We've had memory leak issues for a while that will eventually push our publishers into 100% GC after a week or two. Up until now we've just been ignoring them because it's easier to restart the publisher but i would like to really understand how to troubleshoot this. We have a heap dump but what i'm seeing doesn't seem that helpful. All of the classes it references are framework classes, so i'm not sure how to proceed in finding the actual cause of the leak in our code. Below is the main leak suspect "HttpListener" loaded by "BundleWiringImpl" -
There are hundreds of these instances, each with a URL that is called by the end user. The below example is a keepalive call to a static html page, so none of our custom code should even be running.
Does anyone have suggestions on how to proceed here? Every time we take a heap dump the problem suspects are from "org.apache.felix.framework.BundleWiringImpl$BundleClassLoaderJava", "com.day.j2ee.servletengine.HttpListener", and "com.day.j2ee.servletengine.ServletHandlerImpl".
We are still on 5.6.1
Solved! Go to Solution.
Thanks for that, i did read through those earlier but they seem to end about where i am now. The examples i've found all have obvious leak suspects, such as a custom class, so i'm not sure how to handle the leak suspects being part of CQ's framework classes. It just seems like all HTTP/Servlet calls are causing memory leaks.
It is obvious from the screenshot you have uploaded.
Closetion.123I.html and ic_kal.html seem to be retaining a lot of heap space. it's likely these requests are getting stuck. you might also want to verify the underlying page component.
there are several online documents that you can refer to for analyzing heap dumps. the one below has helped me numerous times in resolving memory leak issues. hopefully it would serve you the same.
I'll take a look at that document, thanks.
For ic_kal.html, it is literally an html file stored under /content with - "<html><body>OK</body></html>", so there is no template or underlying page component that i'm aware of. That's why i chose this as an example, because it shouldn't be doing any processing besides serving the doc. However, i'm guessing if there are other pages causing issues this one could have just been caught after we were already at 100% GC
Hm, that's definitely a possibility because we do connect to multiple other systems. What did you see that led you to that conclusion?
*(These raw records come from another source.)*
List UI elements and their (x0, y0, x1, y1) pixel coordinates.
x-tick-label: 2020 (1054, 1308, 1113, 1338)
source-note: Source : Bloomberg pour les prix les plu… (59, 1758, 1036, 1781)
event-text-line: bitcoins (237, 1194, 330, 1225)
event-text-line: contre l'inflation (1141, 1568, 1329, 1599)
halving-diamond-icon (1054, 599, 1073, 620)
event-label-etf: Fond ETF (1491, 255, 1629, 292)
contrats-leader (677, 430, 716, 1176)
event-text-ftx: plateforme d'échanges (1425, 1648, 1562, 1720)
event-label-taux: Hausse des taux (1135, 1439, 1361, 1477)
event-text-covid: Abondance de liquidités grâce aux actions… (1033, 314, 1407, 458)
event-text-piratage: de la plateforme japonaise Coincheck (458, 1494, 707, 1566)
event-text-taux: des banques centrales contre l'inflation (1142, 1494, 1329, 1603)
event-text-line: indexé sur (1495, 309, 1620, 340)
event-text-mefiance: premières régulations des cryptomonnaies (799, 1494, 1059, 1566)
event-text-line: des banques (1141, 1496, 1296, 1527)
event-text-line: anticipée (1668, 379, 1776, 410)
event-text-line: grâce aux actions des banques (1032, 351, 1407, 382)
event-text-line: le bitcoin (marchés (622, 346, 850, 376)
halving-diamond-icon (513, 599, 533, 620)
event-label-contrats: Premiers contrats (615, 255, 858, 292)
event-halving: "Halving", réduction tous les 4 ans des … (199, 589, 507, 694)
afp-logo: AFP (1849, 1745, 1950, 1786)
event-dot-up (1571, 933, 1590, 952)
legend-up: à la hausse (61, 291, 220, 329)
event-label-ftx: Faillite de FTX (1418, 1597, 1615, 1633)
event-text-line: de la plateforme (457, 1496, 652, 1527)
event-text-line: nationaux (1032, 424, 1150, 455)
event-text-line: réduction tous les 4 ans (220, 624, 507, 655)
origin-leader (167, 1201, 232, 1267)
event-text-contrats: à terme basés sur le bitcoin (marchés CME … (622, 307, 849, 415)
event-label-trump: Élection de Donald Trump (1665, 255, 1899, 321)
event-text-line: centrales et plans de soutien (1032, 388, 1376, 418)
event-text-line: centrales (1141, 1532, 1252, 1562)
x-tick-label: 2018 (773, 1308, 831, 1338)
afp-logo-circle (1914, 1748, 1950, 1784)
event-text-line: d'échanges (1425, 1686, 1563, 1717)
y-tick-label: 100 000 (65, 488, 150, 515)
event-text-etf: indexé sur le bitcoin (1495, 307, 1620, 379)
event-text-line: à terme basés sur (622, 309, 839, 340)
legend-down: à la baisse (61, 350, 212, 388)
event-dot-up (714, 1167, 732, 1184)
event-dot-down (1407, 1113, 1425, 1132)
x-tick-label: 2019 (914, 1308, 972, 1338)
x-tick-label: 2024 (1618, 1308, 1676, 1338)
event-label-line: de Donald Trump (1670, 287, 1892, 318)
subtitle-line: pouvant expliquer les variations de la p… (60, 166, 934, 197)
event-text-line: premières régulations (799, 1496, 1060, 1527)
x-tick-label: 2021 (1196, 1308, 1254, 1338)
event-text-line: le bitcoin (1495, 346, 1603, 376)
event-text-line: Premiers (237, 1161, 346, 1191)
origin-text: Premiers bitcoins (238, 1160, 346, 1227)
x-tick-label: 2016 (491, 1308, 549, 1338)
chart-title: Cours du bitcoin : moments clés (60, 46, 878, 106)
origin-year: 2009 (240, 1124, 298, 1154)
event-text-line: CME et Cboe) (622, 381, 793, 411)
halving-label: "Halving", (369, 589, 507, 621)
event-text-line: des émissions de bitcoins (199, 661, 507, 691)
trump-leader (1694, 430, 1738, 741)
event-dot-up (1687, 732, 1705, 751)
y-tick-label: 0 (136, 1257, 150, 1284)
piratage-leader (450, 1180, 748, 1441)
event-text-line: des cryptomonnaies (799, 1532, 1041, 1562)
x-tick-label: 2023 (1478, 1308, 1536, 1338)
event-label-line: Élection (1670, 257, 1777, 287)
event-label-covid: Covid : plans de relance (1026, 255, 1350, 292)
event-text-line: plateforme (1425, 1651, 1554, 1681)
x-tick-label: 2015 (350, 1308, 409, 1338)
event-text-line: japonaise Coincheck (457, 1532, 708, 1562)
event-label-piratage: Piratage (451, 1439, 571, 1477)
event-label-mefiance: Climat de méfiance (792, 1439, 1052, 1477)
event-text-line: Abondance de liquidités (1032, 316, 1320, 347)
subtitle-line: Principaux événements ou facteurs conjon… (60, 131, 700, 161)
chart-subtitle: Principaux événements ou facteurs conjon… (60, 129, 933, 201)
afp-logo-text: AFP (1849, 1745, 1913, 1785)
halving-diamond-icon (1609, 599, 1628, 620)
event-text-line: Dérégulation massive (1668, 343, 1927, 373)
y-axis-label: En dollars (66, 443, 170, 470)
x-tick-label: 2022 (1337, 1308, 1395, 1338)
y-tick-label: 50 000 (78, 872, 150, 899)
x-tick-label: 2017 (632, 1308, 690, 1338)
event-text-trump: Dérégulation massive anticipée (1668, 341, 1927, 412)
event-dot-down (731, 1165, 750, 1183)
http thread not released & it can be external connection most of time. Also based on experience since we have many backend integration with other legacy system line number & class are familiar. If you can send heap dump easy to figure out culprit. Problem is heap dump will have all the data including some of your security environment info & hence not good idea to discuss on open forums.
I agree, external connection could be an issue here since Sling does return back HTTP to the thread pool. One quicker way to know all this will be taking 20 thread dumps every 500ms and then going through those which are running or in waiting state. Hopefully you will get something interesting there. However one thing I would like to know- what is the thread pool size configured in this server?
We are also facing similar issues.
Everyday we are seeing publisher 1 or publisher 2 having issues (Major issue is old generation space reached 100% )and due to this admin is just restarting the instances.
Below is the link for head dump analysis.
This may be the memory issue but we don't have clues in application. Someone please verify link and suggest.
For memory-related issues, you should also take a heap dumps along with thread dumps. The link that you have provided is for thread dumps, not heap dumps.
Follow the link  to see instructions to take heap dumps. Also, review the memory usage here: http://aem-host:port/system/console/memoryusage screen
I suggest you open a Daycare ticket and provide heap dumps, thread dumps, aem logs etc for analysis.